The geography of isolation
Perth is 2,700 kilometres from Sydney. That's further than London is from Moscow. The nearest major city is Adelaide, and even that's a three-hour flight away. When you work in tech, an industry that is fundamentally about connection, collaboration, and being where things are happening, that distance does something to your career.
It's not all bad. But it's real, and pretending it isn't doesn't help anyone.
The disadvantages
The timezone problem. Perth is UTC+8. Sydney is UTC+10 (or +11 during daylight saving). London is five to eight hours behind. New York is twelve to thirteen hours behind. If you work with anyone on the east coast of the US, your "normal working hours" barely overlap with theirs. You're either starting very early or finishing very late, and most people do some of both.
The networking problem. Tech conferences happen in Sydney, Melbourne, and sometimes Brisbane. They almost never happen in Perth. This means that every conference is a multi-thousand-dollar trip: flights, accommodation, time off work. The people on the east coast just catch a train or a short flight. The people who attend the most conferences are the ones who build the biggest networks. Geography amplifies this.
The talent pool problem. If you're building a team in Perth, you're working with a smaller pool of candidates. The best engineers often move east, not because Perth is bad, but because the opportunities are genuinely more concentrated in Sydney and Melbourne. This creates a brain drain that's hard to reverse.
The advantages
Remote work is the great equalizer. The rise of remote-first companies has done more for Perth's tech scene than anything else. When the job doesn't care where you sit, suddenly 2,700 km doesn't matter. I've worked with teams across three continents from a desk in Perth, and the experience was functionally identical to being in the same office.
Cost of living (for now). Perth is still cheaper than Sydney and Melbourne, though the gap is narrowing. If you earn a Sydney salary working remotely from Perth, your money goes significantly further. Housing, especially, is more accessible, which matters enormously for quality of life.

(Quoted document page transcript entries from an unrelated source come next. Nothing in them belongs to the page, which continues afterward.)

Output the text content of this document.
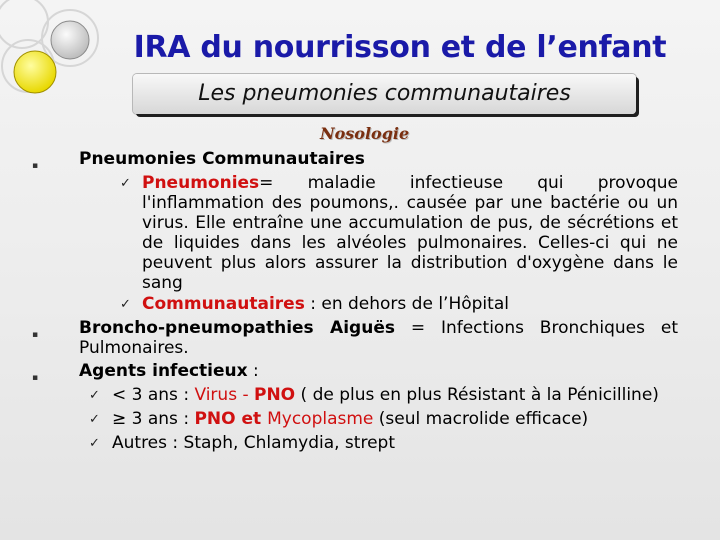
IRA du nourrisson et de l’enfant
Les pneumonies communautaires
Nosologie
▪ Pneumonies Communautaires
✓ Pneumonies= maladie infectieuse qui provoque
l'inflammation des poumons,. causée par une bactérie ou un
virus. Elle entraîne une accumulation de pus, de sécrétions et
de liquides dans les alvéoles pulmonaires. Celles-ci qui ne
peuvent plus alors assurer la distribution d'oxygène dans le
sang
✓ Communautaires : en dehors de l’Hôpital
▪ Broncho-pneumopathies Aiguës = Infections Bronchiques et
Pulmonaires.
▪ Agents infectieux :
✓ < 3 ans : Virus - PNO ( de plus en plus Résistant à la Pénicilline)
✓ ≥ 3 ans : PNO et Mycoplasme (seul macrolide efficace)
✓ Autres : Staph, Chlamydia, strept
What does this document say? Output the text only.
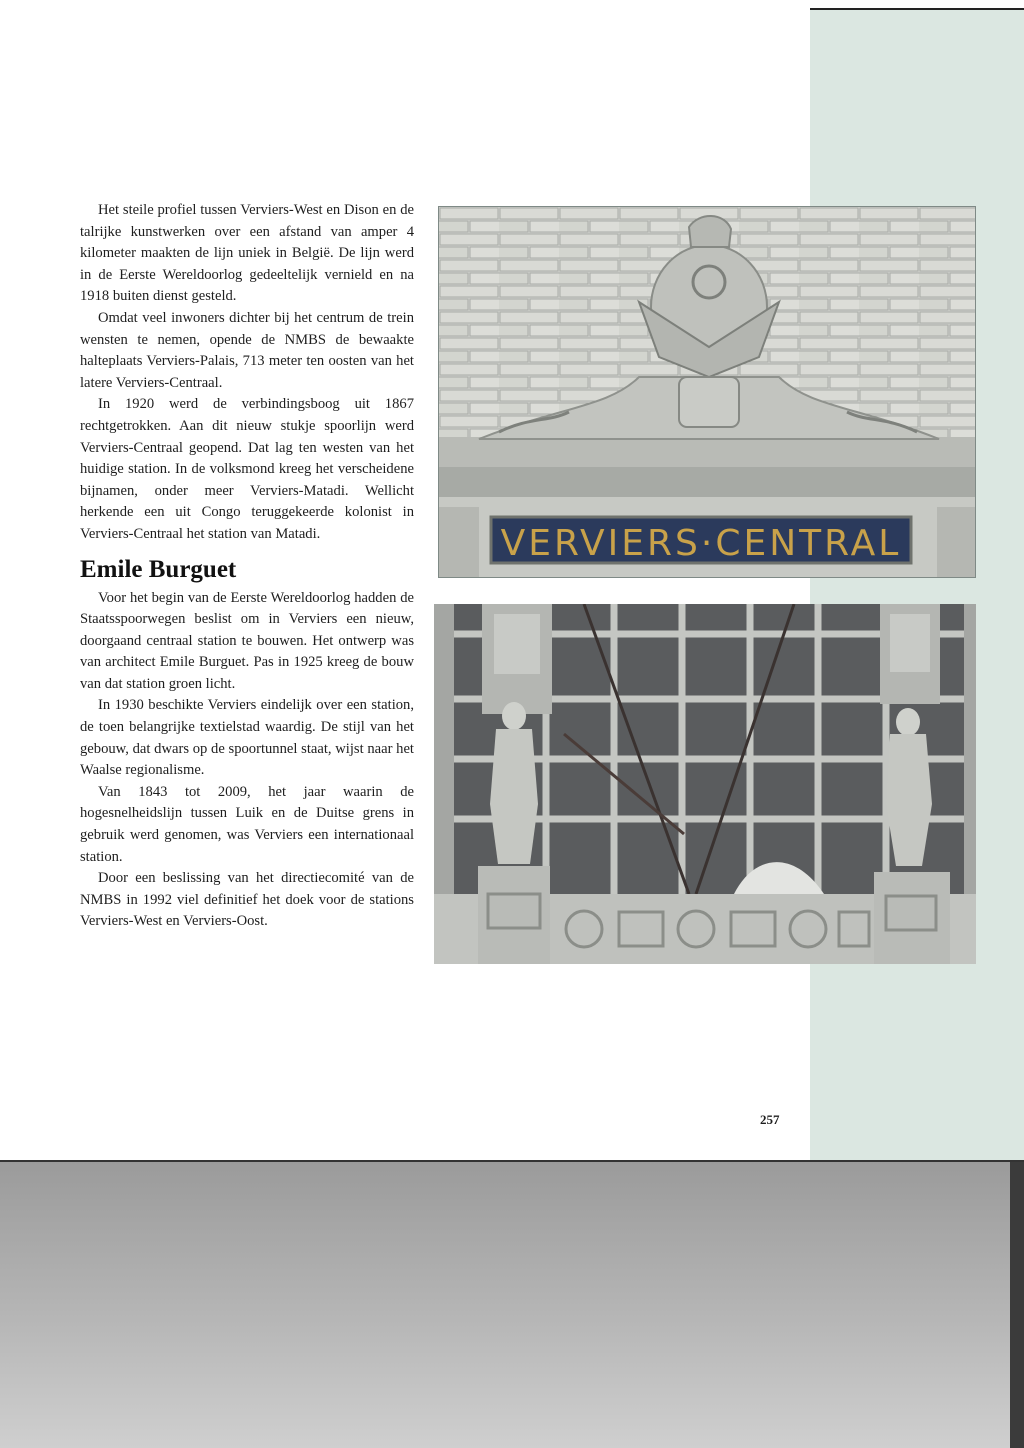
Het steile profiel tussen Verviers-West en Dison en de talrijke kunstwerken over een afstand van amper 4 kilometer maakten de lijn uniek in België. De lijn werd in de Eerste Wereldoorlog gedeeltelijk vernield en na 1918 buiten dienst gesteld.

Omdat veel inwoners dichter bij het centrum de trein wensten te nemen, opende de NMBS de bewaakte halteplaats Verviers-Palais, 713 meter ten oosten van het latere Verviers-Centraal.

In 1920 werd de verbindingsboog uit 1867 rechtgetrokken. Aan dit nieuw stukje spoorlijn werd Verviers-Centraal geopend. Dat lag ten westen van het huidige station. In de volksmond kreeg het verscheidene bijnamen, onder meer Verviers-Matadi. Wellicht herkende een uit Congo teruggekeerde kolonist in Verviers-Centraal het station van Matadi.

Emile Burguet

Voor het begin van de Eerste Wereldoorlog hadden de Staatsspoorwegen beslist om in Verviers een nieuw, doorgaand centraal station te bouwen. Het ontwerp was van architect Emile Burguet. Pas in 1925 kreeg de bouw van dat station groen licht.

In 1930 beschikte Verviers eindelijk over een station, de toen belangrijke textielstad waardig. De stijl van het gebouw, dat dwars op de spoortunnel staat, wijst naar het Waalse regionalisme.

Van 1843 tot 2009, het jaar waarin de hogesnelheidslijn tussen Luik en de Duitse grens in gebruik werd genomen, was Verviers een internationaal station.

Door een beslissing van het directiecomité van de NMBS in 1992 viel definitief het doek voor de stations Verviers-West en Verviers-Oost.

VERVIERS·CENTRAL
257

Focus. There's a certain clarity that comes from being removed from the noise. Perth isn't a place where you're constantly being pulled toward events, meetups, and social obligations. If you want to build something, a product, a skill, a business, the isolation is actually an advantage. The internet gives you access to the same information as anyone else. What it can't give you is the discipline to use it, and Perth doesn't distract you from that.
What it means for perspective
There's something that happens when you're geographically removed from the centers of your industry. You stop caring as much about what's trendy and start focusing on what's actually useful. The hype cycles move slower out here, which is a feature, not a bug. By the time something reaches Perth, you can usually tell whether it's going to last or whether it was just noise.

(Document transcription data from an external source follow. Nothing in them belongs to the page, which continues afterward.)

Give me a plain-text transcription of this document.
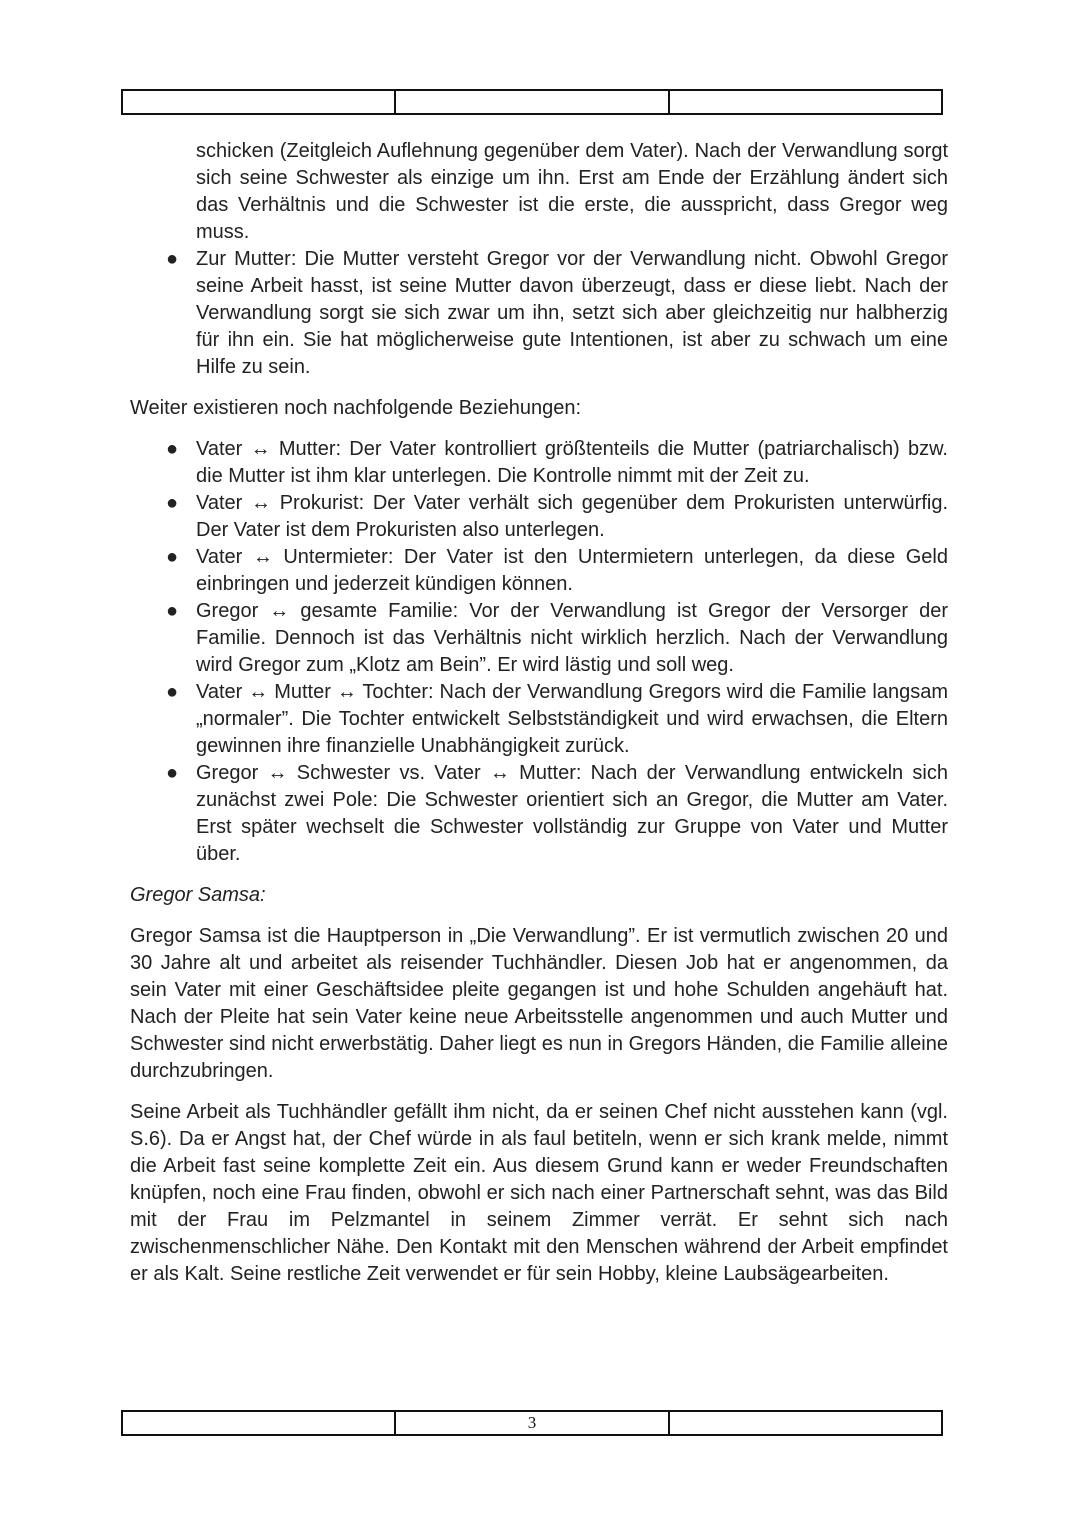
schicken (Zeitgleich Auflehnung gegenüber dem Vater). Nach der Verwandlung sorgt sich seine Schwester als einzige um ihn. Erst am Ende der Erzählung ändert sich das Verhältnis und die Schwester ist die erste, die ausspricht, dass Gregor weg muss.

● Zur Mutter: Die Mutter versteht Gregor vor der Verwandlung nicht. Obwohl Gregor seine Arbeit hasst, ist seine Mutter davon überzeugt, dass er diese liebt. Nach der Verwandlung sorgt sie sich zwar um ihn, setzt sich aber gleichzeitig nur halbherzig für ihn ein. Sie hat möglicherweise gute Intentionen, ist aber zu schwach um eine Hilfe zu sein.

Weiter existieren noch nachfolgende Beziehungen:

● Vater ↔ Mutter: Der Vater kontrolliert größtenteils die Mutter (patriarchalisch) bzw. die Mutter ist ihm klar unterlegen. Die Kontrolle nimmt mit der Zeit zu.
● Vater ↔ Prokurist: Der Vater verhält sich gegenüber dem Prokuristen unterwürfig. Der Vater ist dem Prokuristen also unterlegen.
● Vater ↔ Untermieter: Der Vater ist den Untermietern unterlegen, da diese Geld einbringen und jederzeit kündigen können.
● Gregor ↔ gesamte Familie: Vor der Verwandlung ist Gregor der Versorger der Familie. Dennoch ist das Verhältnis nicht wirklich herzlich. Nach der Verwandlung wird Gregor zum „Klotz am Bein”. Er wird lästig und soll weg.
● Vater ↔ Mutter ↔ Tochter: Nach der Verwandlung Gregors wird die Familie langsam „normaler”. Die Tochter entwickelt Selbstständigkeit und wird erwachsen, die Eltern gewinnen ihre finanzielle Unabhängigkeit zurück.
● Gregor ↔ Schwester vs. Vater ↔ Mutter: Nach der Verwandlung entwickeln sich zunächst zwei Pole: Die Schwester orientiert sich an Gregor, die Mutter am Vater. Erst später wechselt die Schwester vollständig zur Gruppe von Vater und Mutter über.

Gregor Samsa:

Gregor Samsa ist die Hauptperson in „Die Verwandlung”. Er ist vermutlich zwischen 20 und 30 Jahre alt und arbeitet als reisender Tuchhändler. Diesen Job hat er angenommen, da sein Vater mit einer Geschäftsidee pleite gegangen ist und hohe Schulden angehäuft hat. Nach der Pleite hat sein Vater keine neue Arbeitsstelle angenommen und auch Mutter und Schwester sind nicht erwerbstätig. Daher liegt es nun in Gregors Händen, die Familie alleine durchzubringen.

Seine Arbeit als Tuchhändler gefällt ihm nicht, da er seinen Chef nicht ausstehen kann (vgl. S.6). Da er Angst hat, der Chef würde in als faul betiteln, wenn er sich krank melde, nimmt die Arbeit fast seine komplette Zeit ein. Aus diesem Grund kann er weder Freundschaften knüpfen, noch eine Frau finden, obwohl er sich nach einer Partnerschaft sehnt, was das Bild mit der Frau im Pelzmantel in seinem Zimmer verrät. Er sehnt sich nach zwischenmenschlicher Nähe. Den Kontakt mit den Menschen während der Arbeit empfindet er als Kalt. Seine restliche Zeit verwendet er für sein Hobby, kleine Laubsägearbeiten.

3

I think this has shaped the way I think about technology. I'm less interested in the newest framework and more interested in the tools that solve real problems. I'm less impressed by funding announcements and more interested in things that people actually use. Whether that's a product of Perth specifically or just personality, I'm not sure. But the isolation certainly doesn't hurt.
Would I move?
Sometimes. When I miss the energy of a real tech scene, or when a conference I want to attend is on the other side of the country, I think about it. But then I go for a walk on the beach at 6pm, or I have dinner outside in weather that would be unimaginable in a Sydney winter, and the question answers itself.
Perth isn't for everyone. But for people who value space, quiet, and the ability to think clearly about what they're building, it's better than most places.